Ratusan titik akupuntur yang dalam menyala di sekujur tubuh Han Li saat ia melompat ke udara, dan Zhao Bolao segera mengejarnya dengan tombak biru di tangannya, muncul di belakang Han Li dalam sekejap mata sebelum menusukkan tombak itu ke tengah punggungnya.
Han Li dapat dengan mudah menghindari serangan itu dengan kecepatannya, tetapi mengingat bahwa saat ini ia seharusnya adalah Chang Qi, menunjukkan kecepatan yang berlebihan akan menimbulkan kecurigaan, jadi dia menurunkan pusat gravitasinya sendiri, berdiri di atas sepasang duri es sambil membiarkan tombak biru itu menyerang bahunya dari belakang.
Meskipun serangan Zhao Bolao meleset dari bagian vital Han Li, Zhao Bolao dengan cepat beradaptasi dengan situasi tersebut, melepaskan aliran kekuatan spiritual abadi yang deras ke tombak birunya.
Semburan cahaya biru terang langsung keluar dari ujung tombak, berpuncak pada nyala api biru dingin yang membekukan seluruh lengan dan separuh bahu Han Li hingga kaku.
“Mohon maaf, Saudara Taois Chang,” kata Zhao Bolao, namun ia tak mampu menahan senyumnya.
Dengan satu ayunan tombak yang kuat, es yang menyelimuti lengan Han Li langsung hancur, dan Han Li merasakan mati rasa di lengannya, tetapi selain itu, dia sama sekali tidak terluka.
Zhao Bolao menduga lengan Han Li akan hancur bersama es yang menyelimutinya, dan dia terkejut ketika mengetahui bahwa hal itu tidak terjadi.
“Kau mungkin tidak mengenal Dewa Abadi sepertiku, Saudara Bolao.

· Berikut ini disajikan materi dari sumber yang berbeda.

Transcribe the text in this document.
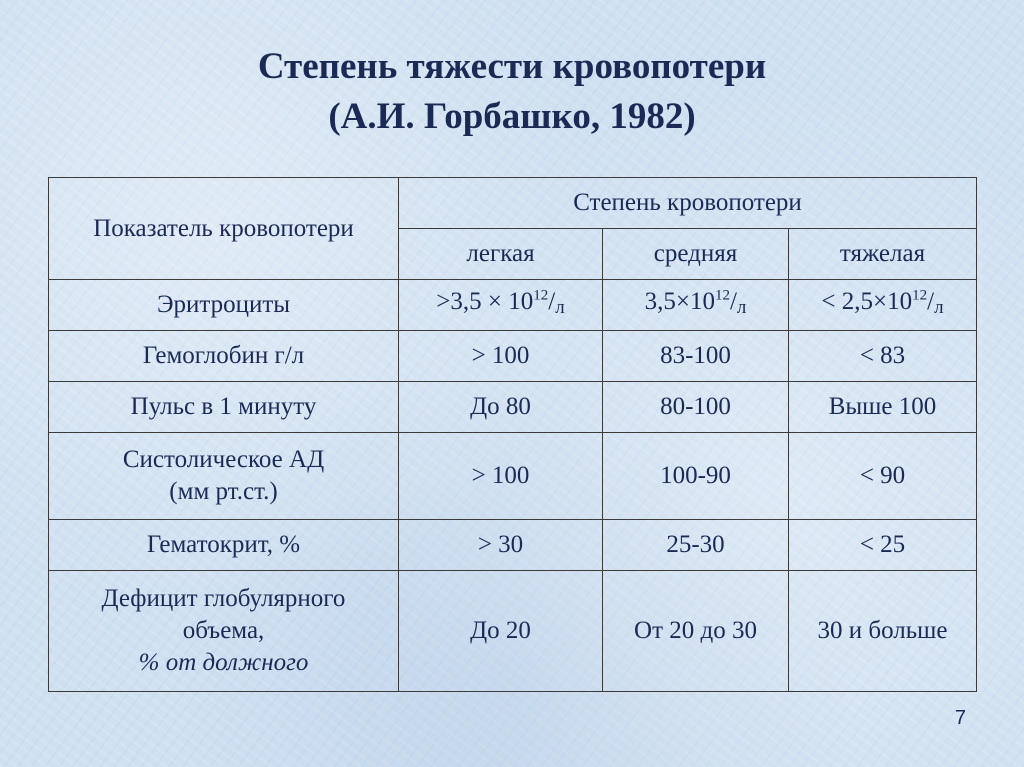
Степень тяжести кровопотери
(А.И. Горбашко, 1982)
Показатель кровопотери	Степень кровопотери		
	легкая	средняя	тяжелая
Эритроциты	$>3,5 \times 10^{12}/л$	$3,5\times 10^{12}/л$	< $2,5\times 10^{12}/л$
Гемоглобин г/л	> 100	83-100	< 83
Пульс в 1 минуту	До 80	80-100	Выше 100

Систолическое АД
(мм рт.ст.)	> 100	100-90	< 90
Гематокрит, %	> 30	25-30	< 25

Дефицит глобулярного
объема,
% от должного	До 20	От 20 до 30	30 и больше
7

Tubuh kami adalah senjata terbaik kami, jadi kami jauh lebih tangguh daripada kultivator biasa,” kata Han Li sambil tersenyum hangat, serangkaian titik akupuntur menyala di lengannya, lalu ia melayangkan pukulan ke arah Zhao Bolao.
Dia meniru Chang Qi dengan melepaskan kekuatannya dari tulang-tulangnya, dan seluruh lengannya tampak seolah-olah diselimuti lapisan cahaya bintang putih.